The end of each episode focuses on a "Mental Momentum Moment" that gives listeners a practical, purposeful resource or coping strategy they can use right away.

square breathing

SQUARE BREATHING — an old one, tried and true. This technique works so well to center and calm the nervous system. 5–7 rounds of this will do wonders for your nerves — give it a try!

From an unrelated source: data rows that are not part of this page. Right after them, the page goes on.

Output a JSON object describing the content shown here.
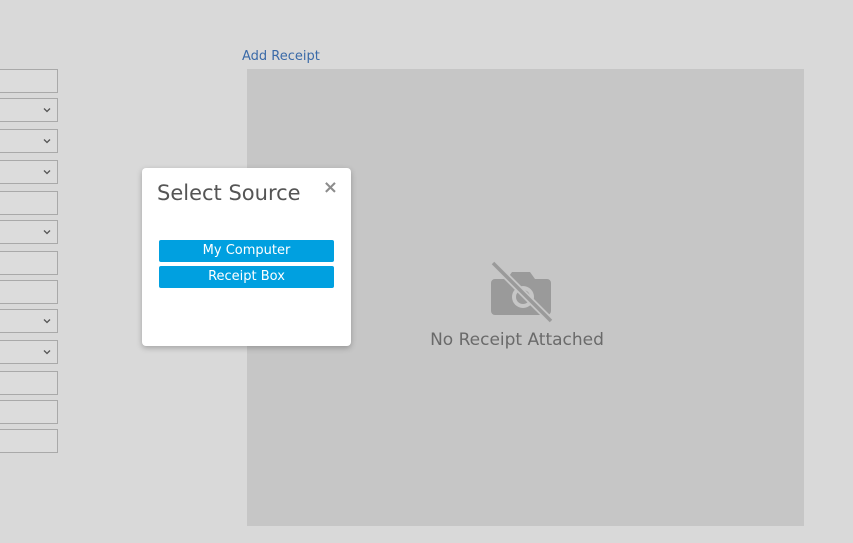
{
  "add_receipt_link": "Add Receipt",
  "receipt_panel": {
    "empty_text": "No Receipt Attached",
    "icon": "camera-off-icon"
  },
  "modal": {
    "title": "Select Source",
    "close_label": "×",
    "buttons": [
      {
        "label": "My Computer"
      },
      {
        "label": "Receipt Box"
      }
    ]
  },
  "form_fields": [
    {
      "type": "text"
    },
    {
      "type": "select"
    },
    {
      "type": "select"
    },
    {
      "type": "select"
    },
    {
      "type": "text"
    },
    {
      "type": "select"
    },
    {
      "type": "text"
    },
    {
      "type": "text"
    },
    {
      "type": "select"
    },
    {
      "type": "select"
    },
    {
      "type": "text"
    },
    {
      "type": "text"
    },
    {
      "type": "text"
    }
  ],
  "colors": {
    "background": "#d9d9d9",
    "panel": "#c6c6c6",
    "button": "#00a0e0",
    "link": "#3a6aa8"
  }
}
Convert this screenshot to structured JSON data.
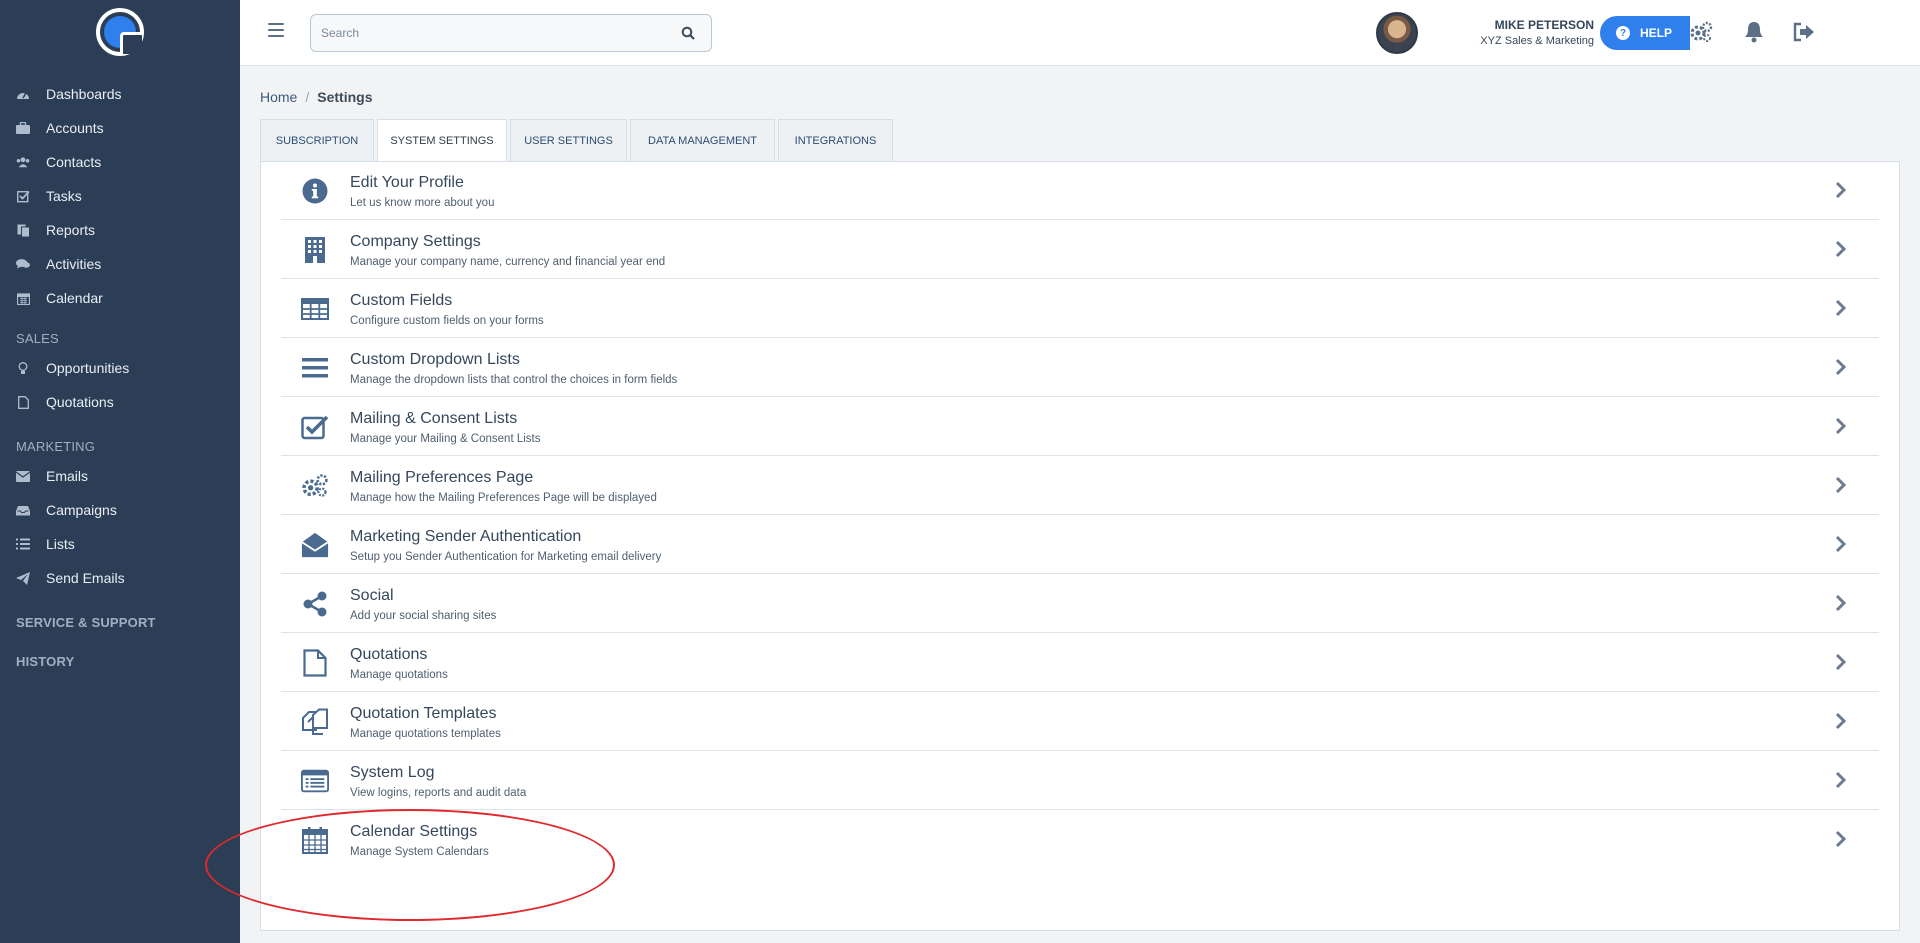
{
  "sidebar": {
    "items": [
      {
        "label": "Dashboards",
        "icon": "dashboard-icon"
      },
      {
        "label": "Accounts",
        "icon": "briefcase-icon"
      },
      {
        "label": "Contacts",
        "icon": "users-icon"
      },
      {
        "label": "Tasks",
        "icon": "checkbox-icon"
      },
      {
        "label": "Reports",
        "icon": "reports-icon"
      },
      {
        "label": "Activities",
        "icon": "comments-icon"
      },
      {
        "label": "Calendar",
        "icon": "calendar-icon"
      }
    ],
    "sales_label": "SALES",
    "sales_items": [
      {
        "label": "Opportunities",
        "icon": "lightbulb-icon"
      },
      {
        "label": "Quotations",
        "icon": "file-icon"
      }
    ],
    "marketing_label": "MARKETING",
    "marketing_items": [
      {
        "label": "Emails",
        "icon": "envelope-icon"
      },
      {
        "label": "Campaigns",
        "icon": "inbox-icon"
      },
      {
        "label": "Lists",
        "icon": "list-icon"
      },
      {
        "label": "Send Emails",
        "icon": "paper-plane-icon"
      }
    ],
    "service_label": "SERVICE & SUPPORT",
    "history_label": "HISTORY"
  },
  "topbar": {
    "search_placeholder": "Search",
    "user_name": "MIKE PETERSON",
    "user_company": "XYZ Sales & Marketing",
    "help_label": "HELP"
  },
  "breadcrumb": {
    "home": "Home",
    "separator": "/",
    "current": "Settings"
  },
  "tabs": [
    {
      "label": "SUBSCRIPTION"
    },
    {
      "label": "SYSTEM SETTINGS",
      "active": true
    },
    {
      "label": "USER SETTINGS"
    },
    {
      "label": "DATA MANAGEMENT"
    },
    {
      "label": "INTEGRATIONS"
    }
  ],
  "settings": [
    {
      "title": "Edit Your Profile",
      "desc": "Let us know more about you",
      "icon": "info-icon"
    },
    {
      "title": "Company Settings",
      "desc": "Manage your company name, currency and financial year end",
      "icon": "building-icon"
    },
    {
      "title": "Custom Fields",
      "desc": "Configure custom fields on your forms",
      "icon": "table-icon"
    },
    {
      "title": "Custom Dropdown Lists",
      "desc": "Manage the dropdown lists that control the choices in form fields",
      "icon": "bars-icon"
    },
    {
      "title": "Mailing & Consent Lists",
      "desc": "Manage your Mailing & Consent Lists",
      "icon": "check-square-icon"
    },
    {
      "title": "Mailing Preferences Page",
      "desc": "Manage how the Mailing Preferences Page will be displayed",
      "icon": "cogs-icon"
    },
    {
      "title": "Marketing Sender Authentication",
      "desc": "Setup you Sender Authentication for Marketing email delivery",
      "icon": "envelope-open-icon"
    },
    {
      "title": "Social",
      "desc": "Add your social sharing sites",
      "icon": "share-icon"
    },
    {
      "title": "Quotations",
      "desc": "Manage quotations",
      "icon": "file-icon"
    },
    {
      "title": "Quotation Templates",
      "desc": "Manage quotations templates",
      "icon": "copy-icon"
    },
    {
      "title": "System Log",
      "desc": "View logins, reports and audit data",
      "icon": "list-alt-icon"
    },
    {
      "title": "Calendar Settings",
      "desc": "Manage System Calendars",
      "icon": "calendar-icon"
    }
  ],
  "colors": {
    "sidebar_bg": "#2c3e55",
    "accent": "#2f80ed",
    "annotation": "#e0282d"
  }
}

Inhale through your nose for a count of four…

Hold for a count of four…

Exhale thorugh your mouth for a count of four…

Hold for a count of four…

You have the option to draw a square with a pen and paper, trace one with your finger on your leg, or simply visualize it in your mind — with each side representing: inhale, hold, exhale, hold.

VISUALIZATION-REPETITIVE

1. See it — picture the outcome vividly

  • Close your eyes and create a full-color, first-person mental image of the performance

  • Include environmental details: the sound of the crowd, the lighting, the feel of the equipment

  • Specificity matters — a blurry image produces a blurry result

2. Feel it — embody the emotion

  • Attach authentic emotion to the image: confidence, focus, joy, determination

  • Feeling the visualization activates the body's stress-response and reward systems the same way real experience does

  • Notice the physical sensations — heart rate, muscle tension, breathing — and regulate them within the vision

3. Rehearse it — run the full sequence

  • Walk through the performance step by step in real time, not fast-forward

  • Include the moments before, during, and after — the full arc, not just the highlight reel

  • Use all five senses to make it as real as possible to the subconscious mind

4. Repeat it — ingrain the pattern

  • Repetition is where visualization becomes a competitive tool, not just a relaxation exercise

  • Daily practice (even 5–10 minutes) builds a neural groove that the body returns to under pressure

  • The mind doesn't distinguish well between a vivid imagined rep and a physical one — use that to your advantage

The bottom line: Repetitive visualization isn't daydreaming — it's deliberate mental rehearsal. The mind's eye is a trainable skill, and the more clearly and consistently you use it, the more automatic excellence becomes when it counts.